Although Kendrick-Parker is excited about the opportunity that iPS cells provide to produce cell types with varying genetic profiles for drug development, CDI isn't looking toward future commercial cell therapies. Instead, he says, "we believe that we look like a great partner, for either pharmaceutical companies as they start to evolve toward these types of applications from a therapeutics perspective, as well as any other entity who has ideas about differentiation and cell therapy potential."

iPS cells and pharma
Large pharmaceutical companies are also beginning to explore the iPS cell space. London-based GlaxoSmithKline and the Harvard Stem Cell Institute announced a 5-year, $25 million collaboration in July 2008 that would provide tools from stem cells including human ES cells and iPS cells for drug discovery. Four months later, New York–based Pfizer launched its Regenerative Medicine group. Although the safety group at Pfizer is also looking at iPS–derived cell lines for toxicology studies, the regenerative medicine group is specifically focused on drug discovery using cell lines derived from iPS and hES cells. One particular area of interest is in neurodegenerative diseases, such as ALS and Huntingdon's disease, says CSO Ruth McKernan.

The unit already has a publicized collaboration with Novocell focused on using Pfizer's library of small molecules toward the differentiation of human ES cells into pancreatic beta cells.

But as with other companies entering this area, Pfizer sees itself as focusing on collaborative opportunities. "When we entered this space, we did so with the expectation that we would do a lot by collaboration because there are so many good academic and biotech groups out there," McKernan says. "We want to partner so that we can get right at the very front of science as quickly as possible."

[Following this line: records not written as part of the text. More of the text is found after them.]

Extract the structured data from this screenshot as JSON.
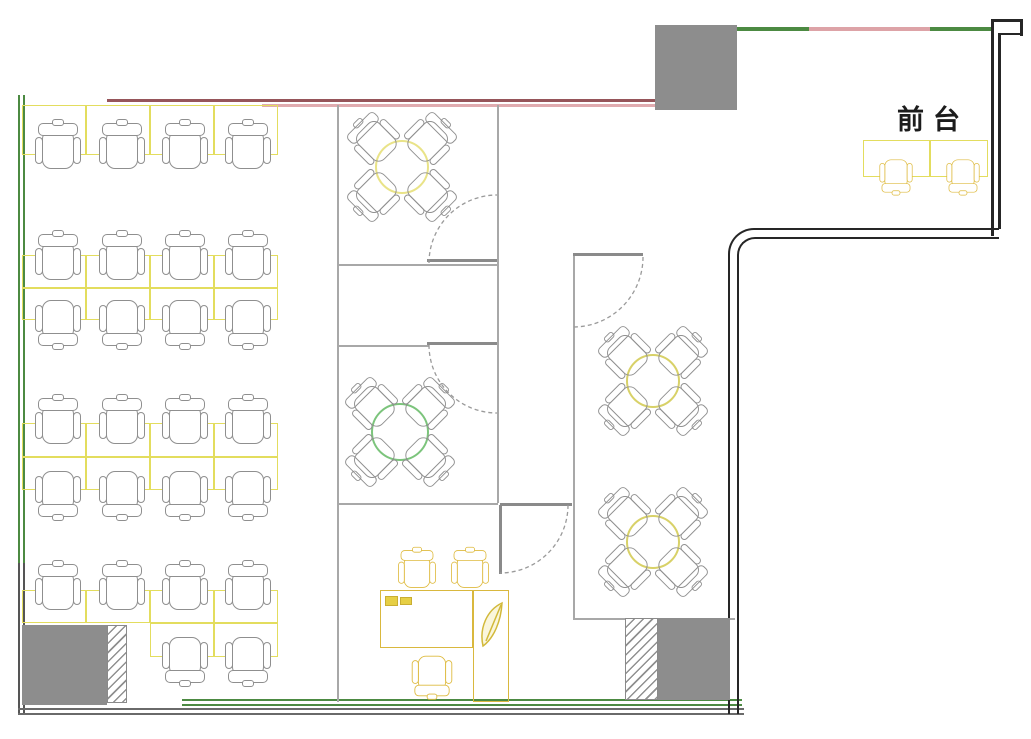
{
  "reception": {
    "label": "前台"
  },
  "colors": {
    "wall_green": "#4c8a42",
    "wall_gray_dark": "#555555",
    "wall_dark_red": "#96555a",
    "wall_pink": "#e0abaf",
    "wall_black": "#262626",
    "bottom_gray": "#6a6a6a",
    "interior_line": "#a8a8a8",
    "door_gray": "#8a8a8a",
    "column_gray": "#8d8d8d",
    "desk_yellow": "#e3dd5e",
    "office_yellow": "#d9b83e",
    "chair_gray": "#8f8f8f",
    "chair_yellow": "#deba3e",
    "table_pale_yellow": "#e9e388",
    "table_green": "#7cc47c",
    "table_yellow": "#d8d168"
  },
  "plan": {
    "walls": [
      [
        18,
        95,
        2,
        470,
        "#4c8a42",
        "left-wall-outer-green"
      ],
      [
        23,
        95,
        2,
        470,
        "#4c8a42",
        "left-wall-inner-green"
      ],
      [
        18,
        563,
        2,
        150,
        "#555555",
        "left-wall-outer-gray"
      ],
      [
        23,
        563,
        2,
        150,
        "#555555",
        "left-wall-inner-gray"
      ],
      [
        107,
        99,
        548,
        3,
        "#96555a",
        "top-wall-dark-red"
      ],
      [
        262,
        104,
        393,
        3,
        "#e0abaf",
        "top-wall-pink"
      ],
      [
        737,
        27,
        72,
        4,
        "#4c8a42",
        "top-wall-green-1"
      ],
      [
        809,
        27,
        121,
        4,
        "#dda3a7",
        "top-wall-pink-2"
      ],
      [
        930,
        27,
        61,
        4,
        "#4c8a42",
        "top-wall-green-2"
      ],
      [
        991,
        22,
        3,
        214,
        "#262626",
        "right-wall-outer"
      ],
      [
        998,
        33,
        3,
        196,
        "#262626",
        "right-wall-inner"
      ],
      [
        991,
        19,
        32,
        3,
        "#262626",
        "top-notch-top"
      ],
      [
        1020,
        19,
        3,
        17,
        "#262626",
        "top-notch-side"
      ],
      [
        998,
        33,
        25,
        2,
        "#262626",
        "top-notch-bottom"
      ],
      [
        18,
        708,
        726,
        2,
        "#6a6a6a",
        "bottom-wall-gray-outer"
      ],
      [
        18,
        713,
        726,
        2,
        "#6a6a6a",
        "bottom-wall-gray-inner"
      ],
      [
        182,
        699,
        560,
        2,
        "#4c8a42",
        "bottom-wall-green-1"
      ],
      [
        182,
        704,
        560,
        2,
        "#4c8a42",
        "bottom-wall-green-2"
      ]
    ],
    "corner_walls": [
      [
        728,
        228,
        271,
        486,
        "#262626",
        2.5,
        26,
        "corridor-return-wall-outer"
      ],
      [
        737,
        237,
        262,
        477,
        "#262626",
        2,
        18,
        "corridor-return-wall-inner"
      ]
    ],
    "interior_lines": [
      [
        337,
        105,
        2,
        597,
        "rooms-left-wall"
      ],
      [
        497,
        105,
        2,
        398,
        "rooms-right-wall"
      ],
      [
        337,
        264,
        160,
        2,
        "meeting-room-top-bottom-wall"
      ],
      [
        337,
        345,
        92,
        2,
        "meeting-room-mid-top-wall"
      ],
      [
        337,
        503,
        161,
        2,
        "office-top-wall"
      ],
      [
        573,
        255,
        2,
        363,
        "right-room-left-wall"
      ],
      [
        573,
        618,
        162,
        2,
        "right-room-bottom-wall"
      ]
    ],
    "door_leaves": [
      [
        427,
        259,
        70,
        2.5,
        "door-leaf-top-room"
      ],
      [
        427,
        342,
        70,
        2.5,
        "door-leaf-mid-room"
      ],
      [
        573,
        253,
        70,
        2.5,
        "door-leaf-right-room"
      ],
      [
        500,
        503,
        72,
        2.5,
        "door-header-office"
      ],
      [
        499,
        505,
        2.5,
        69,
        "door-leaf-office"
      ]
    ],
    "door_arcs": [
      [
        "M429,263 A68,68 0 0 1 497,195",
        "door-arc-top-room"
      ],
      [
        "M429,345 A68,68 0 0 0 497,413",
        "door-arc-mid-room"
      ],
      [
        "M643,257 A70,70 0 0 1 573,327",
        "door-arc-right-room"
      ],
      [
        "M568,505 A68,68 0 0 1 500,573",
        "door-arc-office"
      ]
    ],
    "columns": [
      [
        655,
        25,
        82,
        85,
        "column-top"
      ],
      [
        22,
        625,
        85,
        80,
        "column-bottom-left"
      ],
      [
        658,
        618,
        72,
        82,
        "column-bottom-right"
      ]
    ],
    "hatches": [
      [
        107,
        625,
        20,
        78,
        "shaft-hatch-left"
      ],
      [
        625,
        618,
        33,
        82,
        "shaft-hatch-right"
      ]
    ],
    "desks": [
      [
        22,
        105,
        64,
        50,
        "std"
      ],
      [
        86,
        105,
        64,
        50,
        "std"
      ],
      [
        150,
        105,
        64,
        50,
        "std"
      ],
      [
        214,
        105,
        64,
        50,
        "std"
      ],
      [
        22,
        255,
        64,
        33,
        "std"
      ],
      [
        86,
        255,
        64,
        33,
        "std"
      ],
      [
        150,
        255,
        64,
        33,
        "std"
      ],
      [
        214,
        255,
        64,
        33,
        "std"
      ],
      [
        22,
        288,
        64,
        32,
        "std"
      ],
      [
        86,
        288,
        64,
        32,
        "std"
      ],
      [
        150,
        288,
        64,
        32,
        "std"
      ],
      [
        214,
        288,
        64,
        32,
        "std"
      ],
      [
        22,
        423,
        64,
        34,
        "std"
      ],
      [
        86,
        423,
        64,
        34,
        "std"
      ],
      [
        150,
        423,
        64,
        34,
        "std"
      ],
      [
        214,
        423,
        64,
        34,
        "std"
      ],
      [
        22,
        457,
        64,
        33,
        "std"
      ],
      [
        86,
        457,
        64,
        33,
        "std"
      ],
      [
        150,
        457,
        64,
        33,
        "std"
      ],
      [
        214,
        457,
        64,
        33,
        "std"
      ],
      [
        22,
        590,
        64,
        33,
        "std"
      ],
      [
        86,
        590,
        64,
        33,
        "std"
      ],
      [
        150,
        590,
        64,
        33,
        "std"
      ],
      [
        214,
        590,
        64,
        33,
        "std"
      ],
      [
        150,
        623,
        64,
        34,
        "std"
      ],
      [
        214,
        623,
        64,
        34,
        "std"
      ],
      [
        863,
        140,
        67,
        37,
        "std"
      ],
      [
        930,
        140,
        58,
        37,
        "std"
      ],
      [
        380,
        590,
        93,
        58,
        "office"
      ],
      [
        473,
        590,
        36,
        112,
        "office"
      ]
    ],
    "computer_fills": [
      [
        385,
        596,
        13,
        10
      ],
      [
        400,
        597,
        12,
        8
      ]
    ],
    "tables": [
      [
        402,
        167,
        27,
        "#e9e388",
        "round-table-top-room"
      ],
      [
        400,
        432,
        29,
        "#7cc47c",
        "round-table-mid-room"
      ],
      [
        653,
        381,
        27,
        "#d8d168",
        "round-table-right-1"
      ],
      [
        653,
        542,
        27,
        "#d8d168",
        "round-table-right-2"
      ]
    ],
    "chairs": [
      [
        58,
        146,
        0,
        1,
        "g"
      ],
      [
        122,
        146,
        0,
        1,
        "g"
      ],
      [
        185,
        146,
        0,
        1,
        "g"
      ],
      [
        248,
        146,
        0,
        1,
        "g"
      ],
      [
        58,
        257,
        0,
        1,
        "g"
      ],
      [
        122,
        257,
        0,
        1,
        "g"
      ],
      [
        185,
        257,
        0,
        1,
        "g"
      ],
      [
        248,
        257,
        0,
        1,
        "g"
      ],
      [
        58,
        323,
        180,
        1,
        "g"
      ],
      [
        122,
        323,
        180,
        1,
        "g"
      ],
      [
        185,
        323,
        180,
        1,
        "g"
      ],
      [
        248,
        323,
        180,
        1,
        "g"
      ],
      [
        58,
        421,
        0,
        1,
        "g"
      ],
      [
        122,
        421,
        0,
        1,
        "g"
      ],
      [
        185,
        421,
        0,
        1,
        "g"
      ],
      [
        248,
        421,
        0,
        1,
        "g"
      ],
      [
        58,
        494,
        180,
        1,
        "g"
      ],
      [
        122,
        494,
        180,
        1,
        "g"
      ],
      [
        185,
        494,
        180,
        1,
        "g"
      ],
      [
        248,
        494,
        180,
        1,
        "g"
      ],
      [
        58,
        587,
        0,
        1,
        "g"
      ],
      [
        122,
        587,
        0,
        1,
        "g"
      ],
      [
        185,
        587,
        0,
        1,
        "g"
      ],
      [
        248,
        587,
        0,
        1,
        "g"
      ],
      [
        185,
        660,
        180,
        1,
        "g"
      ],
      [
        248,
        660,
        180,
        1,
        "g"
      ],
      [
        374,
        139,
        -45,
        0.95,
        "c"
      ],
      [
        430,
        139,
        45,
        0.95,
        "c"
      ],
      [
        374,
        195,
        -135,
        0.95,
        "c"
      ],
      [
        430,
        195,
        135,
        0.95,
        "c"
      ],
      [
        372,
        404,
        -45,
        0.95,
        "c"
      ],
      [
        428,
        404,
        45,
        0.95,
        "c"
      ],
      [
        372,
        460,
        -135,
        0.95,
        "c"
      ],
      [
        428,
        460,
        135,
        0.95,
        "c"
      ],
      [
        625,
        353,
        -45,
        0.95,
        "c"
      ],
      [
        681,
        353,
        45,
        0.95,
        "c"
      ],
      [
        625,
        409,
        -135,
        0.95,
        "c"
      ],
      [
        681,
        409,
        135,
        0.95,
        "c"
      ],
      [
        625,
        514,
        -45,
        0.95,
        "c"
      ],
      [
        681,
        514,
        45,
        0.95,
        "c"
      ],
      [
        625,
        570,
        -135,
        0.95,
        "c"
      ],
      [
        681,
        570,
        135,
        0.95,
        "c"
      ],
      [
        896,
        176,
        180,
        0.72,
        "y"
      ],
      [
        963,
        176,
        180,
        0.72,
        "y"
      ],
      [
        417,
        569,
        0,
        0.82,
        "y"
      ],
      [
        470,
        569,
        0,
        0.82,
        "y"
      ],
      [
        432,
        676,
        180,
        0.88,
        "y"
      ]
    ],
    "leaf": {
      "body": "M483,646 C479,628 487,610 502,603 C501,621 494,638 483,646 Z",
      "stem": "M486,641 L501,605"
    }
  }
}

The speed with which the science is progressing characterizes all aspects of iPS cell research. Whereas most fields develop over years or even decades, the explosion in iPS technology has developed "right before our eyes," says Resnick. "It's intriguing from a scientific and from a legal point of view."

That pace of development seems unlikely to slow any time soon. The promise of the field, for drug discovery or even personalized medicine, without the barriers associated with research with embryos or human eggs, has attracted talented people, Bonfiglio says. "You can't underestimate the power of that intellectual capital, and it's helped move the field along."